As I see it, for every gaff we make with our money, we fall into similar traps with career, relationship, and self-management decisions. So as you read his book, it’s no stretch to take the insights well beyond the financial.
Today every “expert” has a viewpoint and an outlet to express it. Advice about the best career strategy, the best way to manage your money, or how to live your best life is given and shared– and shared again and again–until it sounds like an absolute.
“…the sheer quantity of information makes it virtually impossible to sift through all the noise…and find the stuff that actually matters. Worse, we’re losing our ability to distinguish between the two. What matters? What’s just noise?
The struggle is fighting the fear of missing out (FOMO) and of being wrong. Listening to the noise doesn’t remedy either.
We are products of our choices. We can listen to all those voices and become paralyzed or reckless. Or we can listen to ourselves.
Richards cuts through the clutter with concepts about financial choice-making that zeros in on what we need to do:
“…make decisions that are in tune with reality, with your goals, and with your values.”
He reminds us that we can only control what we can control. That does not include what’s going on in China or on Wall Street or in the government. He reminds us that we all control two fundamental things: working hard to earn a living, saving as much as we can, and making wise decision about how we invest our money.
Our deepest instincts (if we listen to them) will tell us that money doesn’t mean anything: it’s simply a tool to reach our goals…By goals I mean stuff that matters to you.
From my perspective, achieving your goals means developing your skills, adding value to your job, building positive workplace relationships, and taking advantage of the right opportunities for growth when they present themselves.

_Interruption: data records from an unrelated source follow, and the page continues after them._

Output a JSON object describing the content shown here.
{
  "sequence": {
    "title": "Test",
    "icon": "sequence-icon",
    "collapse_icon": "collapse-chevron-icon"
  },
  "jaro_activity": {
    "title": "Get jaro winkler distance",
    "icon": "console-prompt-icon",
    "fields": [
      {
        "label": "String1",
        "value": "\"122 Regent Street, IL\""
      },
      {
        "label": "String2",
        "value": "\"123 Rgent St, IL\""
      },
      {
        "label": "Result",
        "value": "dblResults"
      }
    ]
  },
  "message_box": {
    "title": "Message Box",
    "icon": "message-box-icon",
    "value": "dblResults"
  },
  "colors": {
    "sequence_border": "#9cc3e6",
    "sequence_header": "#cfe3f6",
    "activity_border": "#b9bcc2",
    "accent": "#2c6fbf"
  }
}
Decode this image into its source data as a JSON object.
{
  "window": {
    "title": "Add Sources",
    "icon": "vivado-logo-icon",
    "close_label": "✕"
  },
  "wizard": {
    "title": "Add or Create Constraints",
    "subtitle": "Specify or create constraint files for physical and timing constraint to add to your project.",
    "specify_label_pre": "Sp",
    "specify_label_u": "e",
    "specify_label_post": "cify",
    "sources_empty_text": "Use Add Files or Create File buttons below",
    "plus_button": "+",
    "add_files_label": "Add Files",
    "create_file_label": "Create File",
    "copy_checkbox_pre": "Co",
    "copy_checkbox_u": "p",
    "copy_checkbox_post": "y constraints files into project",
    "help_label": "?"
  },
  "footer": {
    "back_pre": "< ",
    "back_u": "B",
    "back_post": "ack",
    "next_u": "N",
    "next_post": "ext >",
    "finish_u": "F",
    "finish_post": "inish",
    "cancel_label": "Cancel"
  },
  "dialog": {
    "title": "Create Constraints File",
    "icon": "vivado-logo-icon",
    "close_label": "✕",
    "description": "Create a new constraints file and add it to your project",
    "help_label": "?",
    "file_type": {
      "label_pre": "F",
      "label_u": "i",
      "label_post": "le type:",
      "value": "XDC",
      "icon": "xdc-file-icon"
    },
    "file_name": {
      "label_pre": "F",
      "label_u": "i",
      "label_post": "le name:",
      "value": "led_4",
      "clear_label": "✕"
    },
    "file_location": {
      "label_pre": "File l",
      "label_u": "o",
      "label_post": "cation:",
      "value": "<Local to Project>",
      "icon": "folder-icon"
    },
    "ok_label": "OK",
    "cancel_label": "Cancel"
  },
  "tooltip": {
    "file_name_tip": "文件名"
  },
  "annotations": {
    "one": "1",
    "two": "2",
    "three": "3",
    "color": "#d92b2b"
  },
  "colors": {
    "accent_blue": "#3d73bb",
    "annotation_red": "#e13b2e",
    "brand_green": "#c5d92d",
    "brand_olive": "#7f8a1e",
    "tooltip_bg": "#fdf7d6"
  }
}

A good start is to get in touch with what you value as part of a good life and assess every career choice against it. Listen to your inner voice when faced with a choice and don’t ignore what you hear. Every time I did, I ended up burning myself with a wrong-footed choice.
The behavior gap
Your behavior is within your control, so you need to own it throughout your life and particularly as you steer your career. Reason and emotion are often at odds with each other, challenging your choice-making.
Whether the choices you face are about finances or career options, there is awareness, relief, and even comfort to be found in Richards’ book.